SPARTANBURG, S.C. (WSPA) – Vietnam veteran Eddie McKinney said he had a feeling it was coming.
“A couple a friends of mine, a close friend of mine, got drafted before I did,” McKinney told 7 NEWS. “So I kind of felt like my time would eventually come.”
At 21, McKinney had just gotten married and was waiting the arrival of his first daughter when he was drafted.
“My first child was about to be born in six months as I had deployed…” he shared. “And so I hadn’t held her, seen her, and that was my goal was to get back and see my baby.”
He served two tours in Vietnam.
“It was hard,” McKinney explained. “The heat year round, moving through the jungle.’
What started as a draft kept McKinney in the Army for twenty years.
He said it’s because of the friendships he made fighting along his brothers and sisters in arms.
“I met some great people in Vietnam and coming back as a unit… All of us were still together,” McKinney said. :And we stayed together at For Bragg until I was deployed to Germany.”
From Germany to Panama and then back to the states at Fort Benning, where McKinney served as an assistant infantry instructor.
But despite the triumphs, McKinney said his days during the war were dark.
“A lot of my my children, or my wife, I have a lot they don’t know about me being in Vietnam,” he shared. “Because I don’t, I don’t like to talk about it…”
It’s a time he wants to forget.
But still lingers with him today.
“I developed diabetes and they said, the Army said diabetes was linked to agent orange,” said McKinney.

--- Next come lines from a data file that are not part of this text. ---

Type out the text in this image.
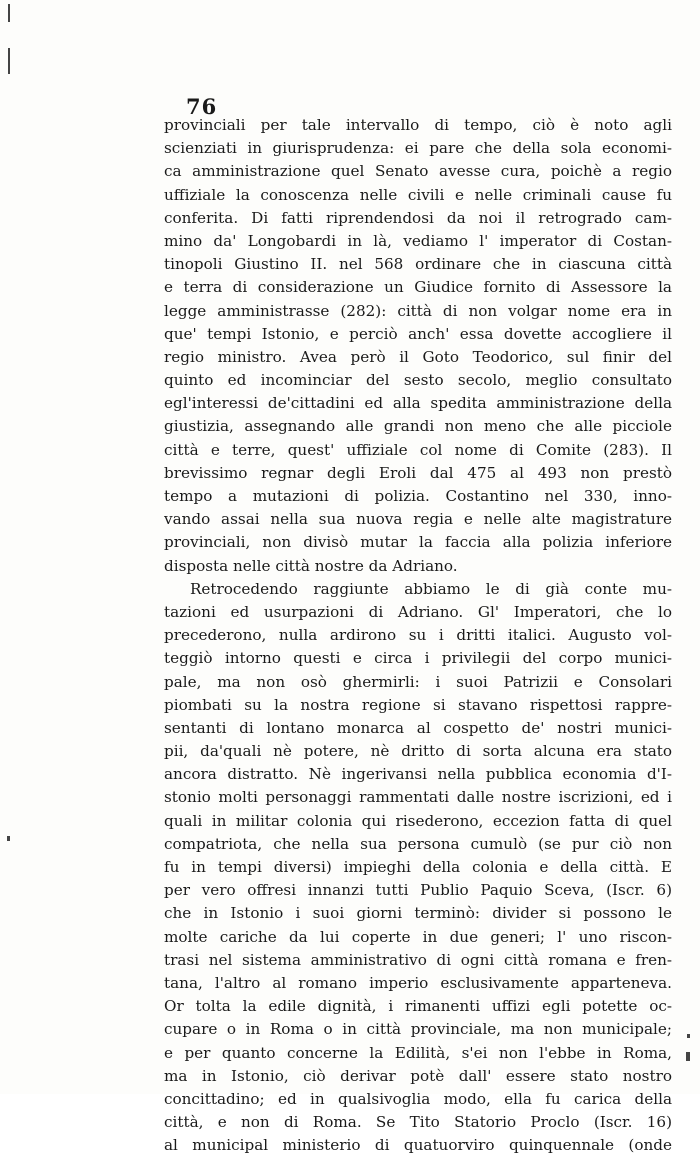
76
provinciali per tale intervallo di tempo, ciò è noto agli
scienziati in giurisprudenza: ei pare che della sola economi-
ca amministrazione quel Senato avesse cura, poichè a regio
uffiziale la conoscenza nelle civili e nelle criminali cause fu
conferita. Di fatti riprendendosi da noi il retrogrado cam-
mino da' Longobardi in là, vediamo l' imperator di Costan-
tinopoli Giustino II. nel 568 ordinare che in ciascuna città
e terra di considerazione un Giudice fornito di Assessore la
legge amministrasse (282): città di non volgar nome era in
que' tempi Istonio, e perciò anch' essa dovette accogliere il
regio ministro. Avea però il Goto Teodorico, sul finir del
quinto ed incominciar del sesto secolo, meglio consultato
egl'interessi de'cittadini ed alla spedita amministrazione della
giustizia, assegnando alle grandi non meno che alle picciole
città e terre, quest' uffiziale col nome di Comite (283). Il
brevissimo regnar degli Eroli dal 475 al 493 non prestò
tempo a mutazioni di polizia. Costantino nel 330, inno-
vando assai nella sua nuova regia e nelle alte magistrature
provinciali, non divisò mutar la faccia alla polizia inferiore
disposta nelle città nostre da Adriano.
Retrocedendo raggiunte abbiamo le di già conte mu-
tazioni ed usurpazioni di Adriano. Gl' Imperatori, che lo
precederono, nulla ardirono su i dritti italici. Augusto vol-
teggiò intorno questi e circa i privilegii del corpo munici-
pale, ma non osò ghermirli: i suoi Patrizii e Consolari
piombati su la nostra regione si stavano rispettosi rappre-
sentanti di lontano monarca al cospetto de' nostri munici-
pii, da'quali nè potere, nè dritto di sorta alcuna era stato
ancora distratto. Nè ingerivansi nella pubblica economia d'I-
stonio molti personaggi rammentati dalle nostre iscrizioni, ed i
quali in militar colonia qui risederono, eccezion fatta di quel
compatriota, che nella sua persona cumulò (se pur ciò non
fu in tempi diversi) impieghi della colonia e della città. E
per vero offresi innanzi tutti Publio Paquio Sceva, (Iscr. 6)
che in Istonio i suoi giorni terminò: divider si possono le
molte cariche da lui coperte in due generi; l' uno riscon-
trasi nel sistema amministrativo di ogni città romana e fren-
tana, l'altro al romano imperio esclusivamente apparteneva.
Or tolta la edile dignità, i rimanenti uffizi egli potette oc-
cupare o in Roma o in città provinciale, ma non municipale;
e per quanto concerne la Edilità, s'ei non l'ebbe in Roma,
ma in Istonio, ciò derivar potè dall' essere stato nostro
concittadino; ed in qualsivoglia modo, ella fu carica della
città, e non di Roma. Se Tito Statorio Proclo (Iscr. 16)
al municipal ministerio di quatuorviro quinquennale (onde
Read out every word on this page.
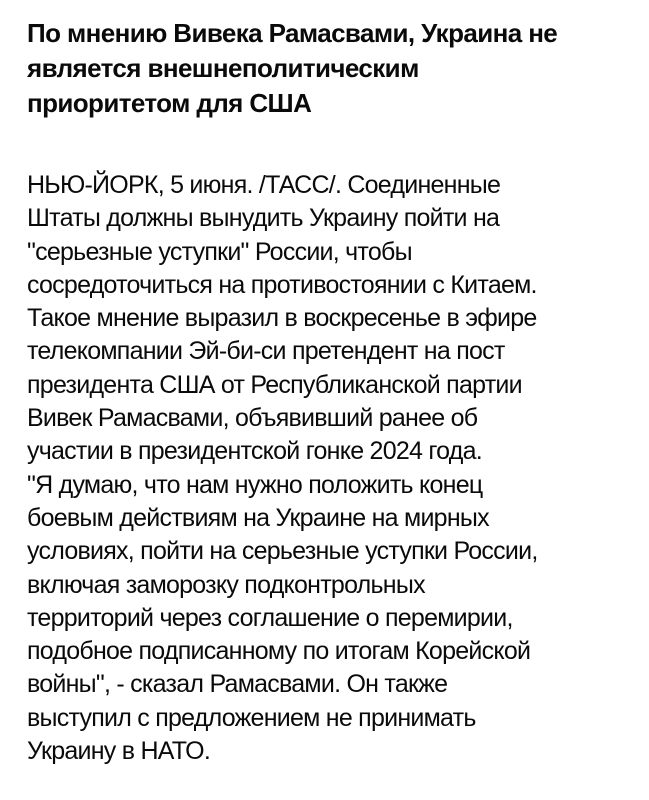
По мнению Вивека Рамасвами, Украина не
является внешнеполитическим
приоритетом для США
НЬЮ-ЙОРК, 5 июня. /ТАСС/. Соединенные
Штаты должны вынудить Украину пойти на
"серьезные уступки" России, чтобы
сосредоточиться на противостоянии с Китаем.
Такое мнение выразил в воскресенье в эфире
телекомпании Эй-би-си претендент на пост
президента США от Республиканской партии
Вивек Рамасвами, объявивший ранее об
участии в президентской гонке 2024 года.
"Я думаю, что нам нужно положить конец
боевым действиям на Украине на мирных
условиях, пойти на серьезные уступки России,
включая заморозку подконтрольных
территорий через соглашение о перемирии,
подобное подписанному по итогам Корейской
войны", - сказал Рамасвами. Он также
выступил с предложением не принимать
Украину в НАТО.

He added his his greatest hardship was coming home after the war.
“The war that we fought, I just don’t think it was appreciated by America because they would call us baby killers,” said McKinney.
He said he’s glad to see veterans start to receive thanks for their service.
Now, McKinney spends his retired days frequenting the American Legion in Spartanburg.
That’s where he said he can still find that camaraderie.
“It’s rare to talk to people that that you know, know what you’re talking about,” McKinney said. “Because they’ve been through some the same things that you have.”
Eddie McKinney, Thank You for Your Service.